Ma Marley era un incredibile comunicatore, e la sua valenza simbolica, al culmine della carriera, fu impressionante. Marley simbolo della ribellione verso l’oppressione, Marley simbolo di pace e libertà.
Sono straordinarie le immagini del suo concerto in Zimbawe, in occasione dei festeggiamenti per l’indipendenza del Paese africano: uno stadio in delirio e la polizia che a un certo punto è costretta a sparare lacrimogeni sulla folla poiché le migliaia di persone rimaste fuori avevano forzato i cancelli per entrare. Il pubblico che si disperde, la band che si dilegua e Marley sul palco che, quasi ignaro di tutto, continua a ballare.

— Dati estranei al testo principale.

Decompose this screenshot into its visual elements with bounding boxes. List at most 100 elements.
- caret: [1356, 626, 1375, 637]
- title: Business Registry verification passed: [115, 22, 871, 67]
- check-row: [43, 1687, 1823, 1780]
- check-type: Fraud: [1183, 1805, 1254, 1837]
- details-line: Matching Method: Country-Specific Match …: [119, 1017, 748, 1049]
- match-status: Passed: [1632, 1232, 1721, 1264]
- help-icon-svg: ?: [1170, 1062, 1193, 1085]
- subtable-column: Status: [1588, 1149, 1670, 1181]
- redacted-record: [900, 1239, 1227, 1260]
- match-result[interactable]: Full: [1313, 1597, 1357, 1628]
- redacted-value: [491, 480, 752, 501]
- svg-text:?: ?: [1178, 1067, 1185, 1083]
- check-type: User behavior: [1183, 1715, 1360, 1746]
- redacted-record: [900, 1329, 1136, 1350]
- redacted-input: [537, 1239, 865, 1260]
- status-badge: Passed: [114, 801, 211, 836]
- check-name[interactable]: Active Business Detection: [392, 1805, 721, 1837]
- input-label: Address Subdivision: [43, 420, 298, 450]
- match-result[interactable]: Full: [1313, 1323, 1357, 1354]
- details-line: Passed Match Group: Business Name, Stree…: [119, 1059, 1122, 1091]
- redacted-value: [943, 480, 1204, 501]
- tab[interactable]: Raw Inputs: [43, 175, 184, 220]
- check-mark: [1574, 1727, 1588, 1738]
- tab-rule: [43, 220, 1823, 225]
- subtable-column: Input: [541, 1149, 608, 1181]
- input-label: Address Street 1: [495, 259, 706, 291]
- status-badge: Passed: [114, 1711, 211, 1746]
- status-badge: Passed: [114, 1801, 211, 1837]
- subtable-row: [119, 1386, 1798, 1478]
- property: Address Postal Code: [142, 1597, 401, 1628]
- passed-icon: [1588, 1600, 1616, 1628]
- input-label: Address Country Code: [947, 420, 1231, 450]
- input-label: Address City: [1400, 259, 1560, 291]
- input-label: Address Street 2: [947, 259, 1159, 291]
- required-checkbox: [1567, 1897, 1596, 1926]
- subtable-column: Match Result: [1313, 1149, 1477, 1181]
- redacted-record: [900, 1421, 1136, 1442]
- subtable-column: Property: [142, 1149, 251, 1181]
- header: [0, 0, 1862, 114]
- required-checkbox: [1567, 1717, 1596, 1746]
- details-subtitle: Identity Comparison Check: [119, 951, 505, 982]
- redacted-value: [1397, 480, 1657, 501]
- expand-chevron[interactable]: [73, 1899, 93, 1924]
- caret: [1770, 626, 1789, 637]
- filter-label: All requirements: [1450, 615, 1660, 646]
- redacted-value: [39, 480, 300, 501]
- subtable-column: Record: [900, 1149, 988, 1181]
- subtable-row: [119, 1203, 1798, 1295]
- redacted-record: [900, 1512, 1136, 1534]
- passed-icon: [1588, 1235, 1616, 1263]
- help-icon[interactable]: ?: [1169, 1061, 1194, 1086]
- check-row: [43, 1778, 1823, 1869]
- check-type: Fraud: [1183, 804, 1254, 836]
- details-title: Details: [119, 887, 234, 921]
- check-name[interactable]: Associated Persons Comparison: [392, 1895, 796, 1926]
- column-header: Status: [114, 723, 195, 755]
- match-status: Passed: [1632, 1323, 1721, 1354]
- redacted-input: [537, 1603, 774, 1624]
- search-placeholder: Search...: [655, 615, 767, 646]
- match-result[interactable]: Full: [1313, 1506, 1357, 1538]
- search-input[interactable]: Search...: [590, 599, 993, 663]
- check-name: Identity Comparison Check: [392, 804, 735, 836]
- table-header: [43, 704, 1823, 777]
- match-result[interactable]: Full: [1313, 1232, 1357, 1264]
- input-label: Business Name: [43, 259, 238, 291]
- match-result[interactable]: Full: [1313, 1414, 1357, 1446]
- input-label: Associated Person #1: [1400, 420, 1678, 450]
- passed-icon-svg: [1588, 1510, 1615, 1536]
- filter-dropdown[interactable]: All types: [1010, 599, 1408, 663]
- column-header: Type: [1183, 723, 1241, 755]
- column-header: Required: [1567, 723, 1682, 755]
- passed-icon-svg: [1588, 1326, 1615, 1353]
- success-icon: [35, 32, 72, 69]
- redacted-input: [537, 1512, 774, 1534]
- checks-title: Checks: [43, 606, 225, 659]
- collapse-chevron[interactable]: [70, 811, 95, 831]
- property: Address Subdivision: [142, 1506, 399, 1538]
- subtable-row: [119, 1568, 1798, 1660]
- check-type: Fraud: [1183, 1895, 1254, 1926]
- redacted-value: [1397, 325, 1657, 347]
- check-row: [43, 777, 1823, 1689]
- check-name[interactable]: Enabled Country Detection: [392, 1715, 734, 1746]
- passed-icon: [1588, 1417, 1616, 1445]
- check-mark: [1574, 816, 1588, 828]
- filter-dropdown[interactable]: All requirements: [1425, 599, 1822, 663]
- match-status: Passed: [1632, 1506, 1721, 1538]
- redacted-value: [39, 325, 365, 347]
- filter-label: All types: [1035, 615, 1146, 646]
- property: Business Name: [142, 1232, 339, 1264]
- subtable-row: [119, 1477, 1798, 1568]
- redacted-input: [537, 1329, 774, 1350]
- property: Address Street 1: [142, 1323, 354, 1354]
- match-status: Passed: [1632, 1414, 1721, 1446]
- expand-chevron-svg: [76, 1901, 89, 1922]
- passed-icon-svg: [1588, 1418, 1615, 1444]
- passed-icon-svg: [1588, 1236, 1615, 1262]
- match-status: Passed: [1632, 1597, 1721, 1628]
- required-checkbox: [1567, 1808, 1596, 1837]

Ma è ancora più impressionante la storia dei due mega concerti che tenne in Giamaica per cercare di allentare le tensioni tra i due partiti in guerra in quel periodo.
Nel 1976 fu invitato dal ministro Micheal Manley a fare un concerto gratuito (chiamato ottimisticamente “Smile Jamaica”). Due giorni prima dell’evento Marley subì un attentato (mai rivendicato) in cui rimase lievemente ferito (e con lui altri membri della band, tra cui la moglie Rita). Ciò nonostante il concerto si tenne. Ma Marley, sconvolto per l’accaduto, subito dopo decise di trasferirsi a Londra. Proprio nella capitale britannica, due anni dopo, lo raggiungono due loschi figuri, rappresentanti dei due partiti in lotta (e per lotta s’intendono omicidi, incendi, sparatorie nelle strade), il Jamaican Labour Party (JLP) e il People’s National Party (PNP), che lo invitano a tornare in Giamaica per un altro “concerto di pace”, convinti che la sola presenza di Bob sarebbe servita ad allentare la tensione. Marley accetta, e nel 1978 è il protagonista del “One Love Peace Concert”, le cui immagini sono ovviamente presenti nel film, compreso il momento topico in cui Marley, durante l’esecuzione di “Jammin’”, invita a salire sul palco i due leader di partito, Manley (PNP) e Seaga (JLP), e gli fa stringere le mani. Peccato che i due politici non sembrano, dalle immagini, molto convinti (e peccato che le violenze, nonostante quest’ennesimo tentativo, non si fermarono).
Tutto è raccontato con una sapiente alternanza di filmati dell’epoca e ricordi attuali: “Marley” è un documentario avvincente, coinvolgente anche per coloro che non si definiscono fan di Bob. Nonostante la sua durata notevole (quasi due ore e mezza), scorre piacevole, con il ritmo rilassato e costante del reggae. L’uscita in Italia non è stata ancora annunciata, ma è possibile acquistarlo “on demand” sul sito ufficiale. Io ve lo consiglio.